- Born: Zabel Khanjian 23 July 1863 Üsküdar, Constantinople, Ottoman Empire
- Died: 19 June 1934 (aged 70) Istanbul, Turkey
- Occupations: Novelist, poet, writer, publisher, and philanthropist.
- Writing career
- Pen name: Sibil

= Zabel Sibil Asadour =

Ottoman Armenian poet, writer and publisher

Zabel Asadour (Զապէլ Ասատուր; born Zabel Khanjian, Զապէլ Խանճեան; July 23, 1863 – June 19, 1934), better known by her literary pseudonym Sibil (Սիպիլ), was an Ottoman Armenian poet, writer, publisher, educator and philanthropist.

== Biography ==
She was born and educated at the Üsküdar Jemaran Lyceum in Constantinople where she graduated in 1879. She was one of the founders of the Society of Nation-Dedicated Armenian Women (Ազգանուէր հայուհեաց ընկերութիւն), an organization that supported the construction, maintenance, and operation of Armenian girl schools throughout the Armenian populated districts of the Ottoman Empire. She taught in the provinces and then in Constantinople.

In 1879, she wrote the textbook Practical Grammar for Contemporary Modern Armenian (Գործնական քերականութիւն արդի աշխարհաբարի), a classical grammar book that has been revised and republished many times with help of her husband Hrant Asadour. Sibil also wrote general articles about education and pedagogy, as well as poems for children.

Writer and political figure Krikor Zohrab, Hrant Asadour, together with Sibil collectively re-established the literary publication Massis, where Sibil wrote portraits of many renowned Western Armenian literary figures. The articles were collected in 1921 in a joint book which Hrant Asadour entitled Profiles (Դիմաստուերներ).

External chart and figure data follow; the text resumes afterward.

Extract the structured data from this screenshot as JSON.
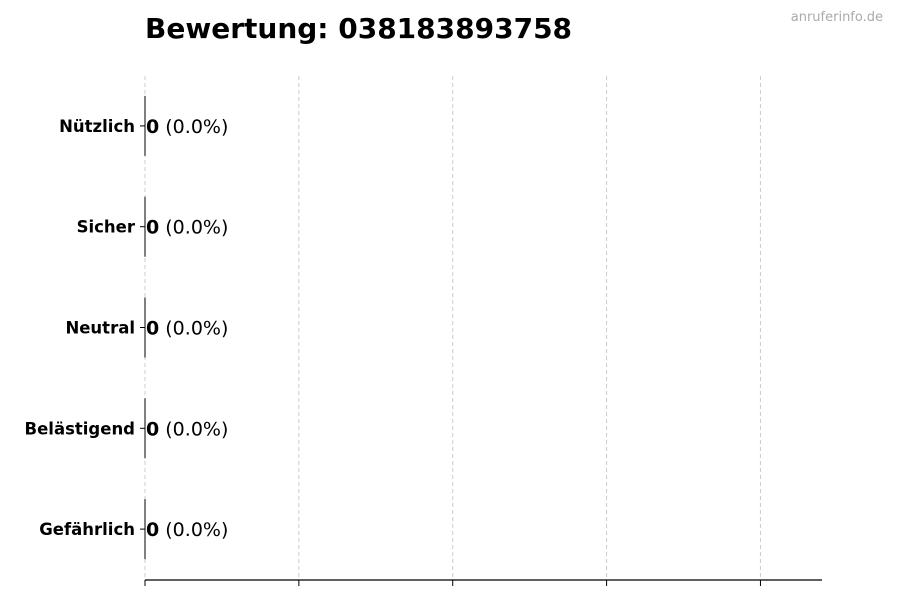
{
  "title": "Bewertung: 038183893758",
  "watermark": "anruferinfo.de",
  "chart_data": {
    "type": "bar",
    "orientation": "horizontal",
    "title": "Bewertung: 038183893758",
    "categories": [
      "Nützlich",
      "Sicher",
      "Neutral",
      "Belästigend",
      "Gefährlich"
    ],
    "values": [
      0,
      0,
      0,
      0,
      0
    ],
    "labels": [
      {
        "count": "0",
        "percent": "(0.0%)"
      },
      {
        "count": "0",
        "percent": "(0.0%)"
      },
      {
        "count": "0",
        "percent": "(0.0%)"
      },
      {
        "count": "0",
        "percent": "(0.0%)"
      },
      {
        "count": "0",
        "percent": "(0.0%)"
      }
    ],
    "xlim": [
      0,
      4.4
    ],
    "xticks": [
      0,
      1,
      2,
      3,
      4
    ],
    "xtick_labels_shown": false,
    "grid": "vertical dashed",
    "bar_edge_color": "#000000",
    "grid_color": "#cccccc"
  }
}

Sibil was best known for her literary works. In the 1880s she published her poems in Massis and Hairenik. In 1891, she published her novel The Heart of a Girl (Աղջկան մը սիրտը) and a collection of poems, Reflections (Ցոլքեր), in 1902, mostly romantic and patriotic poems. She also wrote short stories, particularly about women. She also wrote for theater and one of her most famous works is the play The Bride (Հարսը). In 1901, she married writer, journalist, and intellectual Hrant Asadour. She and Hrant Asadour exchanged numerous love letters over the course of their courtship, a handful of which have been translated into English by Jennifer Manoukian.